Por:
Jorge Luis Piedrahita Pazmiño
Inusitado espectáculo de masas cuando promediando el tercer año de travesía, lo que se conoce como sufrir “el sol a la espalda”, el gobierno del presidente Petro puede darse el lapo de convocar a su militancia y recibir el apoteósico espaldarazo que significa la renovación de la confianza y solidaridad a la gestión de un gobernante que contra viento y marea enfrenta y supera el saboteo y avería de una obtusa y perversa oposición
Los ocho congresales de la mala fama, porfiados en su empeño antipopular de ahogar las expectativas laborales, sin ninguna conciencia de partido ni de patria, sólo por el prurito de boicotear las promesas justicieras del gobernante, no paran mientes en que conculcan sus propias teorías estatutarias –si es que las tienen-. Y el presidente, con sostenida vehemencia les menudea sus consignas con las que hacen hipócrita proselitismo y se hacen reelegir. A los de los impostores cristianos les recapitula la doctrina social de la iglesia católica que lucha por la dignidad de la persona humana, el bien común, la subsidiariedad y la solidaridad. Según la DSI la afirmación, la promoción y la realización de lo que significa la dignidad humana debe ser el principio fundamental y decisivo de la vida social. Todo en la vida social y en la acción política debe ordenarse al reconocimiento y la realización de la dignidad de cada persona y de todas las personas.
A los conservadores, aquellos de “la cintica azul y proceder villano” (de que habló el pontifical MACaro), el presidente, en sus alocuciones pedagógicas y multitudinarias, también les estrega que su repertorio incluye la igualdad legal contra el privilegio aristocrático, profesional, laboral; la tolerancia real y efectiva contra el exclusivismo y la persecución, sea del católico contra el protestante y el deísta, o del ateísta contra el jesuita y el fraile, del patrono contra el trabajador.
A los liberales, por quienes confiesa decisiva identificación –manes de Uribe Uribe, de López Pumarejo, de Jorge Eliécer Gaitán- les adoctrina que el martirologio que ha sufrido con Uribe y con Gaitán lo padeció en virtud de las categóricas cruzadas que capitanearon por lograr una sociedad justiciera y crecientemente igualitaria. El uno fue tratadista del derecho laboral; el otro ministro del ramo. Entrambos abanderados de la dignidad del trabajador.
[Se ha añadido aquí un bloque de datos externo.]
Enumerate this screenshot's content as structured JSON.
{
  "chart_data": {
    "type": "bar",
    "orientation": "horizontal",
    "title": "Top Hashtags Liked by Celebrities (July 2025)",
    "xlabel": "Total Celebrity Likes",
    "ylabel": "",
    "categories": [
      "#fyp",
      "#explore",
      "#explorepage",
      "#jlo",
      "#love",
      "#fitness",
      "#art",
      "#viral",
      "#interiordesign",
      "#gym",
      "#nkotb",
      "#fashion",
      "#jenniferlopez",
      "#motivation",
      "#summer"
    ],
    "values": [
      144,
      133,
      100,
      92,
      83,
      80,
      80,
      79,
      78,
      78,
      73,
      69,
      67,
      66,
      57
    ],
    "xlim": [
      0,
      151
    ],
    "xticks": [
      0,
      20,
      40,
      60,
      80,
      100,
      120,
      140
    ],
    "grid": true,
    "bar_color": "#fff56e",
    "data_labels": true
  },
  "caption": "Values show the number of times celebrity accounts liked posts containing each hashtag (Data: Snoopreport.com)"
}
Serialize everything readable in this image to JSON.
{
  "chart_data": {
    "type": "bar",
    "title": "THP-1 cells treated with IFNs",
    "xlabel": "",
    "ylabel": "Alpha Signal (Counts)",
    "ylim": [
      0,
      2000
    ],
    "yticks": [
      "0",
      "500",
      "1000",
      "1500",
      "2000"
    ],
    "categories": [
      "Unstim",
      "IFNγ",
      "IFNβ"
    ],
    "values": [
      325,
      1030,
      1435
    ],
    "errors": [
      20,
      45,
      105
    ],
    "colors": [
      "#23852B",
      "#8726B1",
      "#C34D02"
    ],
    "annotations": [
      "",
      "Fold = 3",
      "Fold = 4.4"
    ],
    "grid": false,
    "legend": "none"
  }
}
César Gaviria, su actual procurador, dolosamente olvida las pragmáticas de la OIT y el repertorio garantista de la jurisprudencia interamericana de derechos humanos (léase derecho laboral), de la cual fue Secretario General por diez años!!!
Del llamado partido Cambio Radical –que acaudillan Vargas Lleras, los Char, los doctores cianuros- no se conocen principios ni banderas a no ser la progresiva concupiscencia y lujuria de su cúpula.
Y de los del Centro Democrático, la sorpresa es saber por qué continúan apersonando causas sociales teniendo en cuenta el prontuario indescriptible de su mesías y sus apóstoles que son más de doce.
Los ocho fulanos sumariamente invisibilizaron las marchas populares que desbordaron todas las expectativas y avenidas de la república. Los 23 millones de colombianos que votaron en 2022 eran de castigo a todo lo que había significado el gobierno de las oligarquías corruptas, felonas y alevosas. Los votos del “ingeniero” RH igualmente eran en contra del uribismo y todas sus morbosas variantes.
El cambio prometido –que está en marcha- significa reemplazar el estado neoliberal por un estado con rostro humano, que privilegia a los desvalidos y al entorno.
‘Paz total’, además de buscar el arreglo convencional con los alzados en armas se entiende paz con el medio ambiente, preservándolo en vez de extinguirlo; y también la paz social, que sólo se logrará con las reformas sociales, laborales, educativas y de salud que ahora mismo están siendo pateadas por la codicia y avidez fenicia de los ochos de la mala fama, que buscan prolongar el statu quo que los favorece a ellos, pero ahoga a los demás compatriotas en la miseria y la desesperanza.
No se sabe para qué se gana con una plataforma de gobierno si el Congreso lo va a boicotear y va a impedir su cumplimiento. Este es el bloqueo institucional que le propina el legislativo no al presidente sino al pueblo concentrado y vigilante en las plazas de Colombia.
Ahí surge para el pueblo su única oportunidad de revocatoria a los eufemísticamente conocidos como padres de la patria que legislan para sus patrocinadores de las EPS y de los fondos de pensiones y del gran capital, es decir, que mientras el Congreso obedece a los insaciables ricos, el presidente se solidariza con el pobre pueblo pobre.